Prescription de psychostimulants dans le traitement du « trouble du déficit de l’attention avec ou sans hyperactivité »

Christian Cambon a attiré l’attention de la ministre des solidarités et de la santé sur la prescription de psychostimulants aux enfants et aux adolescents présentant un « trouble du déficit de l’attention avec ou sans hyperactivité » (TDAH).
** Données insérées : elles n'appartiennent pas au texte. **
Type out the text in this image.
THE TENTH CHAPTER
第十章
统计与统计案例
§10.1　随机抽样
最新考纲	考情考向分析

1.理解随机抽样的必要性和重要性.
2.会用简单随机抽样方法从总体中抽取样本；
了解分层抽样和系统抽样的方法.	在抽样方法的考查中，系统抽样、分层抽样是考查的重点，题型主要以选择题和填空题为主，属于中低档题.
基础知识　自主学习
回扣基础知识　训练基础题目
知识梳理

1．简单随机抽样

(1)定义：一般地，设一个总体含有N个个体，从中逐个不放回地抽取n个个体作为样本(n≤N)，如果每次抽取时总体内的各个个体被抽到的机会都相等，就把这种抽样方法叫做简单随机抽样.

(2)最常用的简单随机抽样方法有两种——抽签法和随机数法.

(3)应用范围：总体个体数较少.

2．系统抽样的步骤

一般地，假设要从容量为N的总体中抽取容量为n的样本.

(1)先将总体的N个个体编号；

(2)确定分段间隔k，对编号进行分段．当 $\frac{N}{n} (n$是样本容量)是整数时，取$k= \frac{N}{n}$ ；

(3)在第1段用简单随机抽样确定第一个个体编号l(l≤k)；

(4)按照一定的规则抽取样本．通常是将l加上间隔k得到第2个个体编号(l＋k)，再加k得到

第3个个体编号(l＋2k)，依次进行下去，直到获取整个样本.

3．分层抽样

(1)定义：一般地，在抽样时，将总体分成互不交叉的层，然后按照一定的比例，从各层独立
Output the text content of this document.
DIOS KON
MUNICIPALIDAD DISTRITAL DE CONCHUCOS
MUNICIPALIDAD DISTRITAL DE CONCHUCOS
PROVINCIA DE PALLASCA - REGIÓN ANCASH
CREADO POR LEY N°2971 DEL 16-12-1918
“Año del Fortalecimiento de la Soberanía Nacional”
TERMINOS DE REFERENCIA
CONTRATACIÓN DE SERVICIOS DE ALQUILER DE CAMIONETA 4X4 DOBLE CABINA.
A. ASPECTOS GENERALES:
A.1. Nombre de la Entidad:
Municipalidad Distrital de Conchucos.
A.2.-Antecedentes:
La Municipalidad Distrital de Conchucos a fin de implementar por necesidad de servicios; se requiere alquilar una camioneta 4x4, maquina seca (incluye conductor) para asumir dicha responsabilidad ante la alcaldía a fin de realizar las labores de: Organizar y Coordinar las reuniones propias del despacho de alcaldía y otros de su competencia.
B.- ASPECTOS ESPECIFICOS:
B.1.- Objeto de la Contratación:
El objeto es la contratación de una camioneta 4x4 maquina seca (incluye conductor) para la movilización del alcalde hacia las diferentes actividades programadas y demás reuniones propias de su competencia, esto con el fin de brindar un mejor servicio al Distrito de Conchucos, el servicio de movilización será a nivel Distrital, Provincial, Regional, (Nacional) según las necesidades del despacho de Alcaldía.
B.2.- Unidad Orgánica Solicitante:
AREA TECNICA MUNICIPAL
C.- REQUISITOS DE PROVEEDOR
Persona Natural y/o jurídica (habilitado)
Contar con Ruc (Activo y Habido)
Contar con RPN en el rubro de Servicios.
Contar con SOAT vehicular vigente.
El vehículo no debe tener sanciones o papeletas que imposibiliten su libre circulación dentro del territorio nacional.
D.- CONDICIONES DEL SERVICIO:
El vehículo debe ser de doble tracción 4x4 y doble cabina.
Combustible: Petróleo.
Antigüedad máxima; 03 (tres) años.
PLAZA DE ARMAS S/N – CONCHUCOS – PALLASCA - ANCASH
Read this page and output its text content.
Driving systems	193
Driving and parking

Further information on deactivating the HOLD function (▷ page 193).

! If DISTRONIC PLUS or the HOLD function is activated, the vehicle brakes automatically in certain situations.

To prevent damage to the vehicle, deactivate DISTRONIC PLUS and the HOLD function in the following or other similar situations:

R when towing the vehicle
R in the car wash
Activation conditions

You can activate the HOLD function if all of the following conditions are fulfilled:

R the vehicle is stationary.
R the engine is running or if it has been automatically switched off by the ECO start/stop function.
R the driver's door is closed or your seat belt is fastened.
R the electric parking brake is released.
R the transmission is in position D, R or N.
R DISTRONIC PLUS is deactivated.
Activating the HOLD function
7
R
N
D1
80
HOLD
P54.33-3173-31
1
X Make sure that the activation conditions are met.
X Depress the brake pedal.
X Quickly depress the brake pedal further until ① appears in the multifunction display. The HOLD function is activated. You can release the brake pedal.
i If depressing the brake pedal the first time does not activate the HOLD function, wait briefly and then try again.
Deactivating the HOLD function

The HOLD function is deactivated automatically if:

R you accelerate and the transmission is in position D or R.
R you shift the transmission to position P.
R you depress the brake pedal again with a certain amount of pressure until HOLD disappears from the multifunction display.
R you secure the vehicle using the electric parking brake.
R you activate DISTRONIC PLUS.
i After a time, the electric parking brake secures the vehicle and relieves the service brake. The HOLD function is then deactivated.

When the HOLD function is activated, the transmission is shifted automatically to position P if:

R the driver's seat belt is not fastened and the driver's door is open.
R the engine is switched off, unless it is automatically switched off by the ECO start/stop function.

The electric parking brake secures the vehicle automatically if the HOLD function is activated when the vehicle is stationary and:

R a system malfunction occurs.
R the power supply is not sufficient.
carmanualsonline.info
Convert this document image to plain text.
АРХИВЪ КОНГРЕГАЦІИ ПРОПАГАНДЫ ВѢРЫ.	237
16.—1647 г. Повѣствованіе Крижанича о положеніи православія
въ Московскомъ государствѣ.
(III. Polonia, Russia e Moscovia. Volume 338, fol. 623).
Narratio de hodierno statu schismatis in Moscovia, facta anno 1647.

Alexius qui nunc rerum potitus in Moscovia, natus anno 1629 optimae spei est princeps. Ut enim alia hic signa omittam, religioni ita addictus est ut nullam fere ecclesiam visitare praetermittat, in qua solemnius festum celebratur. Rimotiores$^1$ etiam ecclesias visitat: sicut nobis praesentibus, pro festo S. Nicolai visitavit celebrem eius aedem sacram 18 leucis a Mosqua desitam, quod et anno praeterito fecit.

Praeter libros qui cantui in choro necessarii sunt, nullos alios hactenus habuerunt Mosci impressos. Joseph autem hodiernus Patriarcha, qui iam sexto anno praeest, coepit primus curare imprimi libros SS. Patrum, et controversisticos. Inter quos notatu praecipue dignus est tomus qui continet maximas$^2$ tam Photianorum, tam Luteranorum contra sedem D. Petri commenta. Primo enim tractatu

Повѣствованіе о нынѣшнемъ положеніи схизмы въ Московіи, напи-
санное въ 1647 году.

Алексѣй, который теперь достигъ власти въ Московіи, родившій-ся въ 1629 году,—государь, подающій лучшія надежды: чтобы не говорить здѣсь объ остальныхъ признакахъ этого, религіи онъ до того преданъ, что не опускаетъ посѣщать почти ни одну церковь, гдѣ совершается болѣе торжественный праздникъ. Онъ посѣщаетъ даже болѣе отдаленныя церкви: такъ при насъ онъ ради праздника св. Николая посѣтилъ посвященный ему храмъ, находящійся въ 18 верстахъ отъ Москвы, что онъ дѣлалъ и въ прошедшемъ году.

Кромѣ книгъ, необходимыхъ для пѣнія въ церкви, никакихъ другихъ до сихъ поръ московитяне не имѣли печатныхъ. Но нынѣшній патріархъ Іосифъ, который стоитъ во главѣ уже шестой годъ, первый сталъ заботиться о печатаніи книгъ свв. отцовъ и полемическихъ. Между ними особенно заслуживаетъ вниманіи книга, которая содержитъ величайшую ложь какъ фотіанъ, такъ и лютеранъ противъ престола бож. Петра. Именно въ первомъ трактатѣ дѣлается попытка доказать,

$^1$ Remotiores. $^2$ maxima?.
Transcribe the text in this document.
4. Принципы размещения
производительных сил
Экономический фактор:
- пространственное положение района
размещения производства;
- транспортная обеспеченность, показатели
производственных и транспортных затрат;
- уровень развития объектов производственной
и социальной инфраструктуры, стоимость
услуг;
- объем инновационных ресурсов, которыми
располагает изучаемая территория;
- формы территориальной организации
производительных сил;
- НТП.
Le TDAH est défini selon les critères établis par l’association de psychiatrie américaine (APA) dans leur DSM (Diagnostic and Statistical Manual of Mental Disorders) reconnu en France pour détecter ce syndrome. Il n’existe cependant pas de test diagnostic unique pour ce trouble dont les causes sont inconnues. Son existence même n’est pas prouvée scientifiquement ni en génétique, ni en biochimie, ou en imagerie. Les symptômes décrits sur le site de l’assurance maladie sont l’inattention, l’hyperactivité ou encore l’impulsivité, et ils se déclinent sous divers comportements : un enfant désobéissant, distrait ou qui ne tient pas en place. Des psychostimulants peuvent alors être prescrits, ce sont des médicaments à base de méthylphénidate qui est apparenté à l’amphétamine d’après l’agence nationale de sécurité du médicament et des produits de santé (ANSM). Le public visé est très large selon la notice d’utilisation de l’un d’eux, il peut s’agir d’enfants ou d’adolescents qui « ont du mal à rester tranquilles et se concentrer ».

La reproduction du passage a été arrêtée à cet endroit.